Whereas previously these tasks tended to be outsourced on an individual basis, now the trend is toward setting up centralised services and integrated, end-to-end functions, analyst Datamonitor predicts.

Financial services firms are becoming more motivated to consider this sort of business process outsourcing (BPO) as complexity increases for tasks such as accounting and procurement, in large part due to the need to comply with new laws and regulations. They must now decide whether to invest significantly in updating processes in-house or outsourcing the whole job to a vendor who's already got offerings in place.

In addition, increased cost pressure in retail banking and the need to stem costs in financial markets makes BPO particularly attractive, according to Datamonitor.

The move toward comprehensive horizontal BPO in financial services is also coming about, said the analyst, because the vendors are getting better at it, and are offering end-to-end services firms have a hard time saying no to.

BPO vendors have increased in size - and gained a greater range of competencies - after the recent wave of mergers and acquisitions.

IT services companies, too, are moving into the BPO space through acquisitions - and their chances of winning new business from existing customers look good, said the analyst.

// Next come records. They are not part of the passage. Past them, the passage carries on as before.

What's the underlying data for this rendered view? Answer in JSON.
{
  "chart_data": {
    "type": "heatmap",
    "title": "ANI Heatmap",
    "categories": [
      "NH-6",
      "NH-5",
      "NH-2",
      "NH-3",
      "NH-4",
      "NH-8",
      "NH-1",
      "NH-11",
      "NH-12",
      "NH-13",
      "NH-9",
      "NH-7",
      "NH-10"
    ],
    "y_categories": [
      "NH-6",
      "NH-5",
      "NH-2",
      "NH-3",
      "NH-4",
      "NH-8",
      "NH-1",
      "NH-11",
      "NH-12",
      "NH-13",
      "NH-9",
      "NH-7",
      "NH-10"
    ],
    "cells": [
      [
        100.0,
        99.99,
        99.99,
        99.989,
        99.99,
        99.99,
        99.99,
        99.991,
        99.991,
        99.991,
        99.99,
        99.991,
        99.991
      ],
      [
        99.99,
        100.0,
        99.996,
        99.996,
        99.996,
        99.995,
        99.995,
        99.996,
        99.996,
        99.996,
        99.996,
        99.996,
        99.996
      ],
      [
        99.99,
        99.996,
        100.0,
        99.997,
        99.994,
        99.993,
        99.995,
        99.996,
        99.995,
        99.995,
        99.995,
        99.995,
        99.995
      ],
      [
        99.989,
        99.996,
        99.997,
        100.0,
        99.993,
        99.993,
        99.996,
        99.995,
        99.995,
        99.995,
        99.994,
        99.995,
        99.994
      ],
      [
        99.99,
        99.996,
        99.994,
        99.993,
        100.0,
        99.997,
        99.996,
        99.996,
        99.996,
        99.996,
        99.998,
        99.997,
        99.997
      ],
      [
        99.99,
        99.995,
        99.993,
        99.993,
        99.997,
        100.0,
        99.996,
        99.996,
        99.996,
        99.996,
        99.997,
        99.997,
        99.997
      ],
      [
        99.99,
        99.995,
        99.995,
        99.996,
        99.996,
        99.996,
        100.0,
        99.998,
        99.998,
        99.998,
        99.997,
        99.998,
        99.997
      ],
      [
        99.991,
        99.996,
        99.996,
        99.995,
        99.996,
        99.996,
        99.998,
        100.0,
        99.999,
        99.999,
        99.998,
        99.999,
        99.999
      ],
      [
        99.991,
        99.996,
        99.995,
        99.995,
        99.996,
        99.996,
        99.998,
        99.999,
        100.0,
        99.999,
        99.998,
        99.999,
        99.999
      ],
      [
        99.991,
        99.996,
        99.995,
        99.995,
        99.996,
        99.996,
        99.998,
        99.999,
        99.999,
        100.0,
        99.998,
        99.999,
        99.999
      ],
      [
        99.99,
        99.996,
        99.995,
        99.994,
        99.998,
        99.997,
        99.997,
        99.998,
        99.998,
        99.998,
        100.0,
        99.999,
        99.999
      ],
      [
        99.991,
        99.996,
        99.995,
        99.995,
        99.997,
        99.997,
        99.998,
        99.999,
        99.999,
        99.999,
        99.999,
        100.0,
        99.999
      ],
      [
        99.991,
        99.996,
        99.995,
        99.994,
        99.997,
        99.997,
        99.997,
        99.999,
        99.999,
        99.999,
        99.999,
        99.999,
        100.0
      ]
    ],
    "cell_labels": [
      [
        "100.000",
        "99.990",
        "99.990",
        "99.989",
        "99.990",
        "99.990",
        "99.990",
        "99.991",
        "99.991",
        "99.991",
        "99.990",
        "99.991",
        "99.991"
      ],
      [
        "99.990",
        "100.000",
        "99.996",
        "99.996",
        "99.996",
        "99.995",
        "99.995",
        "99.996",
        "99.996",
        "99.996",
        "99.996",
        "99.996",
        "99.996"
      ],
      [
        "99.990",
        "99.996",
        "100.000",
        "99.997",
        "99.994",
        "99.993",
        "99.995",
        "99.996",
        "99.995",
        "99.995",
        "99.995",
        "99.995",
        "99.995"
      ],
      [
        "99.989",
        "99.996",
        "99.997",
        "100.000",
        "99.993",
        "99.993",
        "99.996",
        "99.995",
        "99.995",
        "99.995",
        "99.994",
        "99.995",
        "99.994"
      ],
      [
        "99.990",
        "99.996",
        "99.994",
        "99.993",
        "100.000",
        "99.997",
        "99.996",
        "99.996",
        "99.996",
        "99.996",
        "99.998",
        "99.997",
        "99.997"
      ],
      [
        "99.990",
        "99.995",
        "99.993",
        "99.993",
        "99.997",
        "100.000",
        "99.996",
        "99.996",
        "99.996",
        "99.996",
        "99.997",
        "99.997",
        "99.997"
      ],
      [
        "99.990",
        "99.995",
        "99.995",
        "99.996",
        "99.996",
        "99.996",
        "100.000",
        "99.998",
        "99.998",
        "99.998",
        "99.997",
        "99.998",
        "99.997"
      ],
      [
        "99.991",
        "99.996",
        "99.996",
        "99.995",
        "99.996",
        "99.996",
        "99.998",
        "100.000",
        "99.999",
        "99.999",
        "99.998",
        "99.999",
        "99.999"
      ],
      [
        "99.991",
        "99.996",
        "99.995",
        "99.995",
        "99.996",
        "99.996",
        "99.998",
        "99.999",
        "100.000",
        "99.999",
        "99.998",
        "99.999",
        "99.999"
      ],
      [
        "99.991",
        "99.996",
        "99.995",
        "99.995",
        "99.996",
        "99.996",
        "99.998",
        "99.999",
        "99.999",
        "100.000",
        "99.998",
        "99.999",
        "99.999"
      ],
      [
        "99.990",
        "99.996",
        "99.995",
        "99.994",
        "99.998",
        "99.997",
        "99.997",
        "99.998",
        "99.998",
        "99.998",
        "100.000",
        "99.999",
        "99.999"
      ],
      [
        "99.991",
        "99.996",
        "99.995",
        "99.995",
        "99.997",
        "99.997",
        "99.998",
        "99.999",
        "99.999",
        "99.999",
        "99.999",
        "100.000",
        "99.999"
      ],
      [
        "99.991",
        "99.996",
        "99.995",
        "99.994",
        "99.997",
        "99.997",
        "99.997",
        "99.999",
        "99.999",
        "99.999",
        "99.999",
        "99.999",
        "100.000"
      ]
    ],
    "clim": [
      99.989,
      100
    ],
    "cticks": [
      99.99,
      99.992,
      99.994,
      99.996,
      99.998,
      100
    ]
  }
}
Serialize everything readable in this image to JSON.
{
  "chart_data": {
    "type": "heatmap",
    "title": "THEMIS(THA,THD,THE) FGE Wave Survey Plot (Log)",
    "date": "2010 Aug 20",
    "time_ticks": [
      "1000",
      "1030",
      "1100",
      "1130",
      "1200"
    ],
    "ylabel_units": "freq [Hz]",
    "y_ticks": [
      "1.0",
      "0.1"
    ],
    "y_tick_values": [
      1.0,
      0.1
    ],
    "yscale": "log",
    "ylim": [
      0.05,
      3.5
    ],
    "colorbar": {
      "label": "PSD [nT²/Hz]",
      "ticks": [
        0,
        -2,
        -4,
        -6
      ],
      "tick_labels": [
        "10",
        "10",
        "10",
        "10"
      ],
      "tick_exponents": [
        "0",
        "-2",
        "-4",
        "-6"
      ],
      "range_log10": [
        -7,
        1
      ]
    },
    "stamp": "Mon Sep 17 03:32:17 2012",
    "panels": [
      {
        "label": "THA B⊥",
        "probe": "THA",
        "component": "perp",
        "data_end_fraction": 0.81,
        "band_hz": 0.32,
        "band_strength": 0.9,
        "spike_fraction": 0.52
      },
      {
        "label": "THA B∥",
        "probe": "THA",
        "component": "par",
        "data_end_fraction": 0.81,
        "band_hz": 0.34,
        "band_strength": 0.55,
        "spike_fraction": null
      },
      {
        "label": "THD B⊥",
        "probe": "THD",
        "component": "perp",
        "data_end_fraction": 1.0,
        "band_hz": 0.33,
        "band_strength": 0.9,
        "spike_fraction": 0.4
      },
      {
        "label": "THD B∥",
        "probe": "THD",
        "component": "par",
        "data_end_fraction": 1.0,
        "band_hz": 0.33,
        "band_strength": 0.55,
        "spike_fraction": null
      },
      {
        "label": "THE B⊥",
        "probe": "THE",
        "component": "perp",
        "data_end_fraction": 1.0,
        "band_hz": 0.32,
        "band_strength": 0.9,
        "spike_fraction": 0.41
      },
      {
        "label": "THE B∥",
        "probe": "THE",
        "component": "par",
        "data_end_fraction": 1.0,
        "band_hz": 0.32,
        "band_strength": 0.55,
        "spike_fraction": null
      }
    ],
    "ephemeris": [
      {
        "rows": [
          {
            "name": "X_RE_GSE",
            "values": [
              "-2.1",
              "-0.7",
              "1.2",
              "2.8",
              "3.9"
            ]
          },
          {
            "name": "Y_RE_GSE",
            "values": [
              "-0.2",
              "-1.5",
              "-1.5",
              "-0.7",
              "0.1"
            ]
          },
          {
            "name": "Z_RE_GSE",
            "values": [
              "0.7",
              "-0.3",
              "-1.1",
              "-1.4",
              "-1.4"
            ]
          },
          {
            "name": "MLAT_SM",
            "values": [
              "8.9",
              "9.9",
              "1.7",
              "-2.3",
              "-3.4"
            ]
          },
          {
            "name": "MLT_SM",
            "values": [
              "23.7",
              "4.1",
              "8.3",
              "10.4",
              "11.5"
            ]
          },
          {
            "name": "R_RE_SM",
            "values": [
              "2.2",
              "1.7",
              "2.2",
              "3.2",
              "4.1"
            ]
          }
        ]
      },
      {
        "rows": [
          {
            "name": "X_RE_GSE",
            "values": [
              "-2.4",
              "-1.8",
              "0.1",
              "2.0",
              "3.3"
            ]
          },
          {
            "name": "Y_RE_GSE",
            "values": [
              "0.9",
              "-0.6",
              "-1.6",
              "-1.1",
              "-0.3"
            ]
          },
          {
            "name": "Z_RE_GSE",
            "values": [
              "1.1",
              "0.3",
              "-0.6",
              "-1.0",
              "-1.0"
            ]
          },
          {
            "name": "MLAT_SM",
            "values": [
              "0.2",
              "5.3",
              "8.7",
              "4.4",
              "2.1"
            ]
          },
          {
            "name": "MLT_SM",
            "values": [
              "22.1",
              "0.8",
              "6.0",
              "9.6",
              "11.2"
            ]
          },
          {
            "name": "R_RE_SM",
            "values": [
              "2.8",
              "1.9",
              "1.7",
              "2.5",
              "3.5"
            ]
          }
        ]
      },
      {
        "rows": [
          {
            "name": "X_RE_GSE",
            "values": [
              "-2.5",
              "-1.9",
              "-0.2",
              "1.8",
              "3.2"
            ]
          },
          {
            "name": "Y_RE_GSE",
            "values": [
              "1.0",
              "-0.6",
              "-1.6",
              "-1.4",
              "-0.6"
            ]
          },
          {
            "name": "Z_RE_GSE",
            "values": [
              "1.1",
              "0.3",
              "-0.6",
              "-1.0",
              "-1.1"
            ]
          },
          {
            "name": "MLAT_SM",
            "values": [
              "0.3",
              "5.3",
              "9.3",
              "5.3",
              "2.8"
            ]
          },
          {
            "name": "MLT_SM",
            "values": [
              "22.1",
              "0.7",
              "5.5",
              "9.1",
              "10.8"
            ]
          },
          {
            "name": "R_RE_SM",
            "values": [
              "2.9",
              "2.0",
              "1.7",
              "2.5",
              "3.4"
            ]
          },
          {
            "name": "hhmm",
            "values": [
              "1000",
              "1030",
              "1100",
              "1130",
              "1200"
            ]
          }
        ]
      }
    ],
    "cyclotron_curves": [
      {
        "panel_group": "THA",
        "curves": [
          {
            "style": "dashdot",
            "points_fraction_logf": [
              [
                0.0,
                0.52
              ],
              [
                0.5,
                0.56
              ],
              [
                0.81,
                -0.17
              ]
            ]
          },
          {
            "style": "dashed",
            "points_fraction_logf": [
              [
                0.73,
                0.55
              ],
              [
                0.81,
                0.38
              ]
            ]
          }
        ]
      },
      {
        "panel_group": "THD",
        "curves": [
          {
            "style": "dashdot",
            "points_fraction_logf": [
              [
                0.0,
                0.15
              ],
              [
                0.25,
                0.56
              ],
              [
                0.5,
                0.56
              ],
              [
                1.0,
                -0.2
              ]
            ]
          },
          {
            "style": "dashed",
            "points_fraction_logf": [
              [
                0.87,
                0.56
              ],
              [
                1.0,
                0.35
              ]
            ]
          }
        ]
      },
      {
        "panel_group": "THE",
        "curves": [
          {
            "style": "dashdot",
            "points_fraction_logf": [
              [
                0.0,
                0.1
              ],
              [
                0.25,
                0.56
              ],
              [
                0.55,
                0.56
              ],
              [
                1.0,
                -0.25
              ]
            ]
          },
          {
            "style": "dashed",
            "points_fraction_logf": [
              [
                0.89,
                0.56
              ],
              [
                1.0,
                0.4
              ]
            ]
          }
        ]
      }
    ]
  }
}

"The backgrounds of these [IT services] vendors lend themselves well to the challenges that these segments face, particularly in terms of transformation and in providing scalability required by top-tier clients," Datamonitor said in its recent report, Horizontal BPO in European Financial Services.

Procurement is set to be the fastest growing BPO function over the next three years, the analyst predicts, as it's a good fit for the efficiency drive characteristic of financial services firms these days.